A blog post by Dr Emily Tweed, Clinical Lecturer in Public Health, University of Glasgow
You might have heard of the parable about a group of blindfolded people and an elephant. Each of them is feeling their way around different parts of the elephant so they disagree about whether they’ve encountered a snake (the trunk), a tree (the leg), a spear (the tusk), and so on: in some versions, they come to blows over it. This story is reputed to be thousands of years old and has been used to illustrate all sorts of ideas. One of the most common is the idea that our understanding of the world is limited by our individual experience and a greater understanding requires multiple perspectives.
As someone with a researcher-practitioner role, this parable resonates with me in relation to how we use evidence. Sometimes, there’s a risk that by approaching an issue from a particular standpoint – whether methodological, disciplinary, or ideological – we fail to grasp how it is part of a bigger whole.
This is especially likely given existing conventions and norms about what constitutes evidence, or good evidence. How many of you have seen slides or papers referring to the ‘pyramid of evidence’, with randomised controlled trials at the top, and wondered how we can possibly move forward in a field where relatively few interventions or policies can be tested in a trial?

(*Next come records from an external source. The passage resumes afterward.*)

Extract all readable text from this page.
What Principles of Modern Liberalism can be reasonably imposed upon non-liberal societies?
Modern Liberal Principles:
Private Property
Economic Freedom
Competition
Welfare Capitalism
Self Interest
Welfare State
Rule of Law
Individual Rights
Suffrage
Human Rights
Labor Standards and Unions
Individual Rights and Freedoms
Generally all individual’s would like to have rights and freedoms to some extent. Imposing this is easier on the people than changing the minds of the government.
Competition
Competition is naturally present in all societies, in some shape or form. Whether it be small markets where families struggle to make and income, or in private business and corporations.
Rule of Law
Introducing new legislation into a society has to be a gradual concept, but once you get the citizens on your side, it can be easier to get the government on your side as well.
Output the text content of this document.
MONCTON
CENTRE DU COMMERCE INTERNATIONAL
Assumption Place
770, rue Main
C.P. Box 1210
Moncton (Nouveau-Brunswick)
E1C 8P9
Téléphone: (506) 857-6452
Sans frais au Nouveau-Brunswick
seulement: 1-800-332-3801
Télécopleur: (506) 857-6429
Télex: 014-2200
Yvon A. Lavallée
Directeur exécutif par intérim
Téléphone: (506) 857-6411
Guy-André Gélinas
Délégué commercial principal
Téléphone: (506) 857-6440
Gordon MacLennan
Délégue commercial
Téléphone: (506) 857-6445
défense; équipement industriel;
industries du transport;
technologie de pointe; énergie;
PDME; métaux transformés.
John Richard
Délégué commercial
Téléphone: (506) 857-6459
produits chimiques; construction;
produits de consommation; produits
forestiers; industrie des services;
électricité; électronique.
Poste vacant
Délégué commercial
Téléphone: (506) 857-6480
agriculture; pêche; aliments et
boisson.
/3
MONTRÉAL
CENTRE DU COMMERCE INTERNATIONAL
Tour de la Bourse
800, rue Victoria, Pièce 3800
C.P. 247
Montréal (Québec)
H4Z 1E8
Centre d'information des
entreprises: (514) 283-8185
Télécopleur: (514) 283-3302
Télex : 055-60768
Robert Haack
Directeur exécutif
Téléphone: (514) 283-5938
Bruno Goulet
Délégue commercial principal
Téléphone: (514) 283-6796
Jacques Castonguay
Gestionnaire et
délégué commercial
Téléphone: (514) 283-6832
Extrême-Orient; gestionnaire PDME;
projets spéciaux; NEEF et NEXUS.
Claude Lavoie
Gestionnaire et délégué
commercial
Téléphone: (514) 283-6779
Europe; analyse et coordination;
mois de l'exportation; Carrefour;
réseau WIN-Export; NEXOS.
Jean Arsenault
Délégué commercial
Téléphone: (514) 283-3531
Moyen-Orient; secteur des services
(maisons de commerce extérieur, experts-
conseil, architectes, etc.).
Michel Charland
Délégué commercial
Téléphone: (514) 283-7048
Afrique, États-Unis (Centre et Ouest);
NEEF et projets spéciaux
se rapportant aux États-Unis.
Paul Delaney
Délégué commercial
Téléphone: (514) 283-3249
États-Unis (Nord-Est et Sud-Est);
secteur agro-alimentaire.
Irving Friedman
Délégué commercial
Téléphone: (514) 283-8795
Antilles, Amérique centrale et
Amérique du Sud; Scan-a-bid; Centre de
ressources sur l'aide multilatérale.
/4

Take drug-related deaths, for instance. To understand the terrible increase that Scotland has seen in people dying from the acute effects of drug use, we need a diverse range of evidence types. Randomised controlled trials might be able to tell us which specific treatments work best to improve a highly select set of outcomes in a particular population, often under carefully controlled situations. However, they can’t tell us much about the context in which people use drugs in the real world (their ‘risk environment’); how social networks influence protection and harms; how drug markets have changed in response to Covid-19; the factors that affect the adoption of different legislative approaches to tackling drug-related harms; or many other relevant questions besides.
Answering these questions requires us to draw on multiple ways of knowing, matching the method to what we’re trying to find out, and piecing it all together in view of each approach’s strengths and limitations. Rather than a pyramid, our model of evidence probably needs to resemble a web – a web that attempts to represent the extraordinary complex interplay of factors that are contributing to the drug-related deaths emergency.
We value randomised controlled trials because they are one of the most reliable ways of eliminating all the ‘noise’ that might interfere with the ‘signal’ of whether something works or not. But sometimes the noise is what’s interesting – all those contextual factors that contribute to harms, benefits, decisions and outcomes. Focusing too much on experimental approaches narrows our view so that we only consider the possibilities of what can be tested, rather than looking more broadly about what might contribute. It’s this tendency which has resulted in an evidence base skewed towards individual-level interventions trying to improve health and wellbeing rather than changes in societal processes and institutions (like education, housing, policing, and urban planning).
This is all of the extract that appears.